Indicami i siti di moda che preferisci e i tuoi tre stilisti di riferimento. Non navigo nei siti di moda e non ho stilisti di riferimento. Tra quelli che propongono collezioni per uomo prediligo Ralph Lauren, Stefano Ricci e Vivienne Westwood. Ognuno molto diverso dall’altro, ognuno a suo modo un genio!

Quali sono secondo te i colori e gli stili in & out di questa stagione? L’uomo non deve in alcun caso stare dietro ai colori che detta la moda. Deve indossare quelli che pensa gli stiano meglio senza pensare ai vari diktat. Per quanto riguarda gli stili è bene che l’uomo rimanga classico con poche divagazioni sul tema per evitare di diventare ridicolo!

sabato 28 novembre 2009

Un Libro per Natale: Moda tra identità e comunicazione di Marcella Sardo

pubblicato da Ginevra Barbetti in: Libri Idee regalo

Nome e Cognome: Marcella Sardo

Età:28 anni

In cosa sei attualmente impegnata: Mi occupo della redazione del giornale online Corriere Informazione, uno strumento di informazione puntuale, che mette in rete le conoscenze del mondo del lavoro con quelle della Pubblica Amministrazione e dell’Università, nella consapevolezza che, la possibilità di accesso a un’informazione trasparente e aggiornata rientra, oggi, a pieno titolo tra i fattori competitivi dell’impresa.

Dove vivi: Caltanissetta

Sito personale: Pagina Facebook con l’utenza “Marcella Sardo Pullerone”

Parlaci di te: quali sono le caratteristiche personali del tuo carattere, gli obiettivi che ti proponi di raggiungere in ambito lavorativo? Mi reputo una persona solare ed estroversa, curiosa e intraprendente. Nel lavoro non mi sono mai posta un limite: se desidero una cosa cerco di formarmi culturalmente e professionalmente per raggiungerla. Al contempo non “punto un ideale” e indosso i paraocchi ma, in modo diametralmente opposto, mi interesso a tutto ciò che mi circonda, con la convinzione che mi garantirà dei frutti. Attualmente mi sento abbastanza soddisfatta professionalmente, anche se il mio lavoro ideale è quello di Carrie Bradshaw in Sex and the City. Il personaggio, interpretato da Sara Jessica Parker nella famosa serie televisiva, aveva una rubrica personale sulla rivista “Vogue” in cui scriveva delle mode e tendenze - o meglio potremmo utilizzare il termine anglofono “Costum” - di New York.
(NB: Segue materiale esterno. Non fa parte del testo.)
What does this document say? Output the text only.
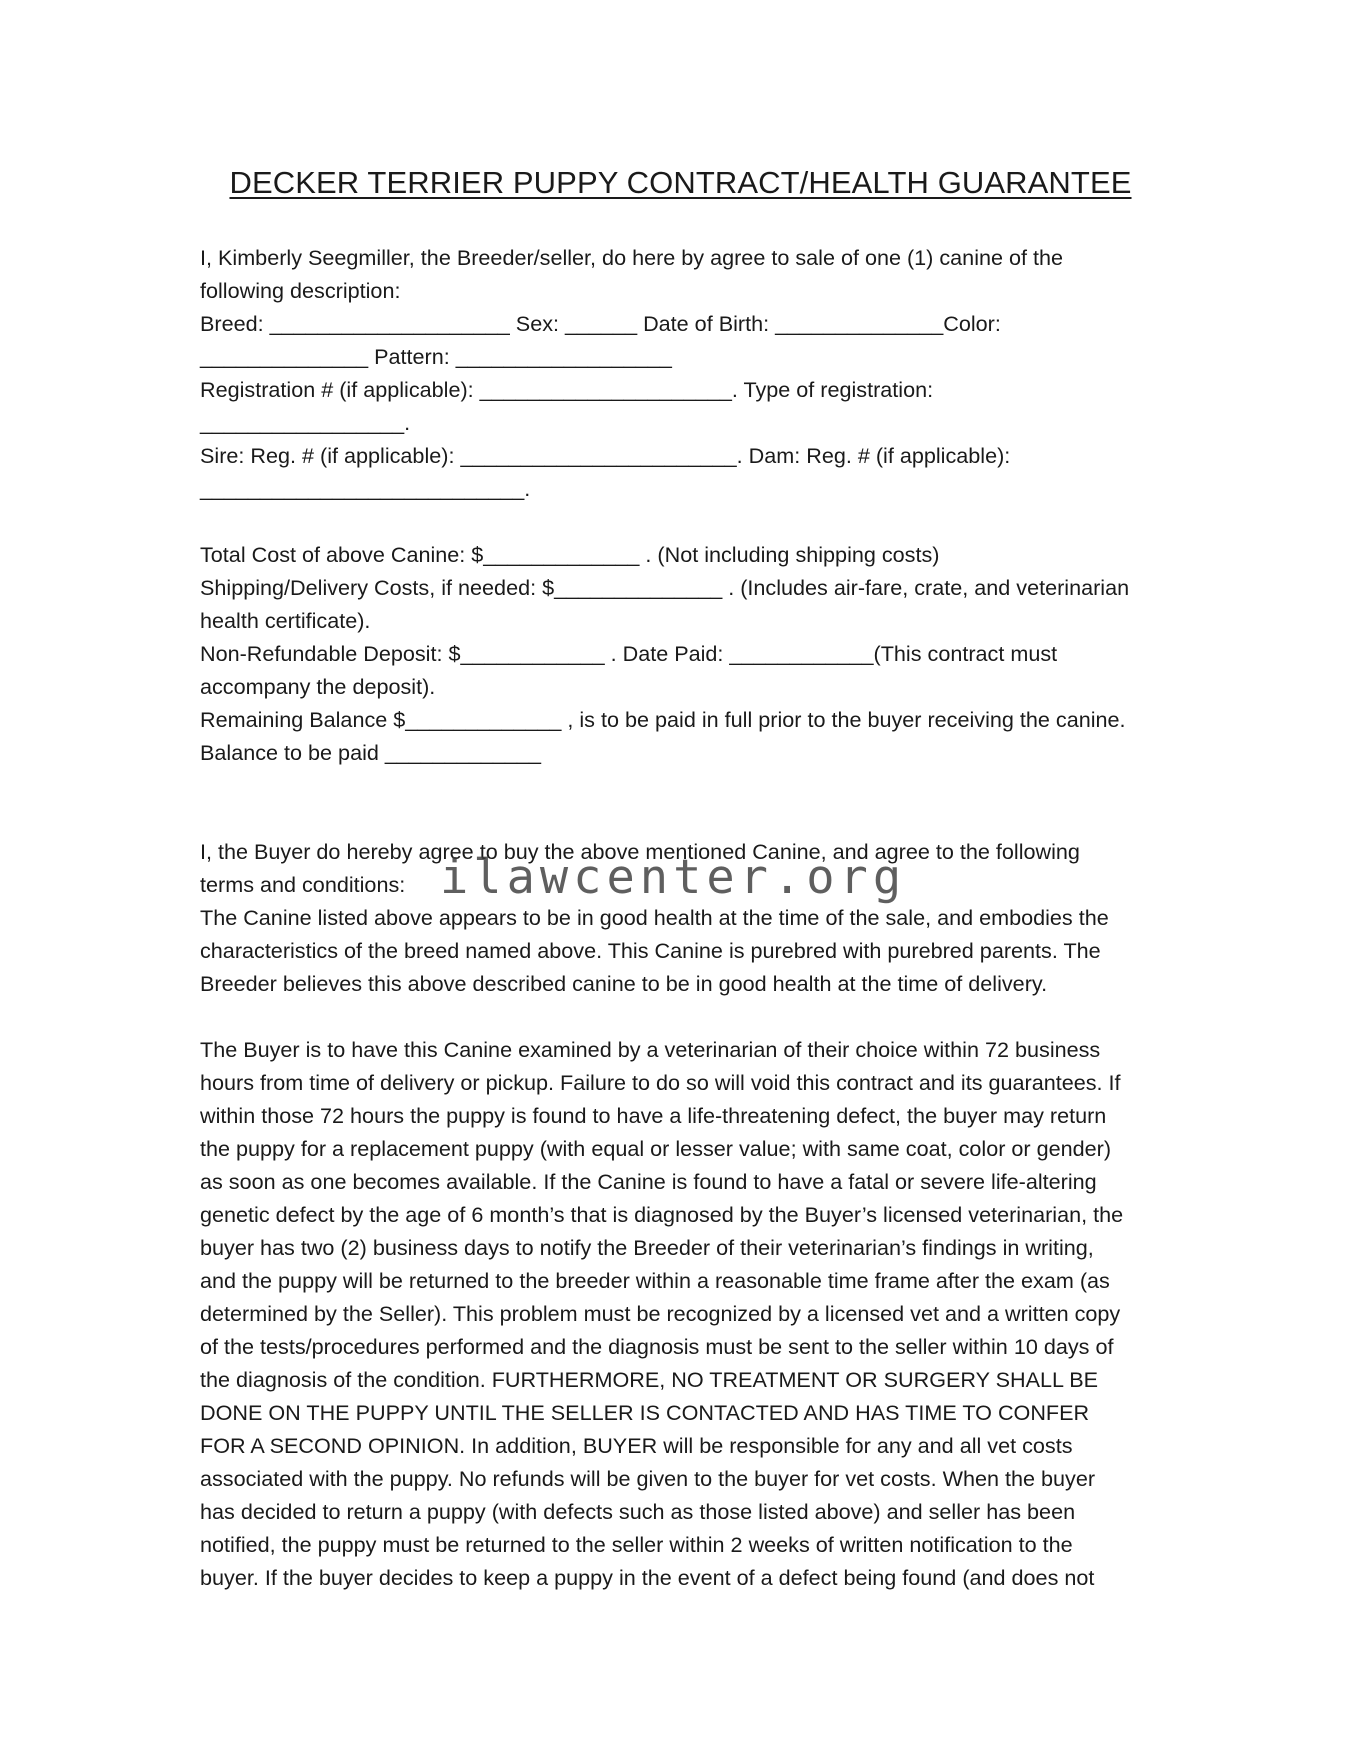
DECKER TERRIER PUPPY CONTRACT/HEALTH GUARANTEE
I, Kimberly Seegmiller, the Breeder/seller, do here by agree to sale of one (1) canine of the
following description:
Breed: ____________________ Sex: ______ Date of Birth: ______________Color:
______________ Pattern: __________________
Registration # (if applicable): _____________________. Type of registration:
_________________.
Sire: Reg. # (if applicable): _______________________. Dam: Reg. # (if applicable):
___________________________.
Total Cost of above Canine: $_____________ . (Not including shipping costs)
Shipping/Delivery Costs, if needed: $______________ . (Includes air-fare, crate, and veterinarian
health certificate).
Non-Refundable Deposit: $____________ . Date Paid: ____________(This contract must
accompany the deposit).
Remaining Balance $_____________ , is to be paid in full prior to the buyer receiving the canine.
Balance to be paid _____________
I, the Buyer do hereby agree to buy the above mentioned Canine, and agree to the following
terms and conditions:
The Canine listed above appears to be in good health at the time of the sale, and embodies the
characteristics of the breed named above. This Canine is purebred with purebred parents. The
Breeder believes this above described canine to be in good health at the time of delivery.
The Buyer is to have this Canine examined by a veterinarian of their choice within 72 business
hours from time of delivery or pickup. Failure to do so will void this contract and its guarantees. If
within those 72 hours the puppy is found to have a life-threatening defect, the buyer may return
the puppy for a replacement puppy (with equal or lesser value; with same coat, color or gender)
as soon as one becomes available. If the Canine is found to have a fatal or severe life-altering
genetic defect by the age of 6 month’s that is diagnosed by the Buyer’s licensed veterinarian, the
buyer has two (2) business days to notify the Breeder of their veterinarian’s findings in writing,
and the puppy will be returned to the breeder within a reasonable time frame after the exam (as
determined by the Seller). This problem must be recognized by a licensed vet and a written copy
of the tests/procedures performed and the diagnosis must be sent to the seller within 10 days of
the diagnosis of the condition. FURTHERMORE, NO TREATMENT OR SURGERY SHALL BE
DONE ON THE PUPPY UNTIL THE SELLER IS CONTACTED AND HAS TIME TO CONFER
FOR A SECOND OPINION. In addition, BUYER will be responsible for any and all vet costs
associated with the puppy. No refunds will be given to the buyer for vet costs. When the buyer
has decided to return a puppy (with defects such as those listed above) and seller has been
notified, the puppy must be returned to the seller within 2 weeks of written notification to the
buyer. If the buyer decides to keep a puppy in the event of a defect being found (and does not
ilawcenter.org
Com’è nata l’idea del libro? Sono sempre stata una persona che rifiutava l’atteggiamento di molti miei coetanei di accettare, in modo incondizionato, le tendenze imposte dalla società. Crescendo ho mantenuto il mio “spirito libero”, votato alla personalizzazione dello stile, seppur prendendo come riferimento gli indumenti che mettevano in mostra nelle vetrine o nelle riviste di moda. Giunto il momento della scelta della tesi di laurea ho vissuto una svolta e ho consapevolmente scelto di “andare a fondo” e capire il perché di questi miei atteggiamenti culturali. Mi piace ripensare al quel periodo come un “viaggio” alla scoperta del mio “io” più profondo, dell’ “es” Pirandelliano che, tumultuoso, desiderava emergere nella mia personalità. Ho trovato, e indossato, delle “lenti culturali” e queste mi hanno consentito di “vedere”, per la prima volta, il mondo in cui vivevo e le regole che la moda, creatura duttile e dinamica, imponeva alla massa. Mi sono resa conto che io, con il mio stile di abbigliamento, cercavo di “differenziaziarmi” dalla massa, così come spiega Simmel nel suo saggio “die mode” ma, in alcune occasioni, mi adattavo ai gusti delle donne con cui interagivo, quasi come se, scegliendo l’abbigliamento condiviso, volessi passare inosservata.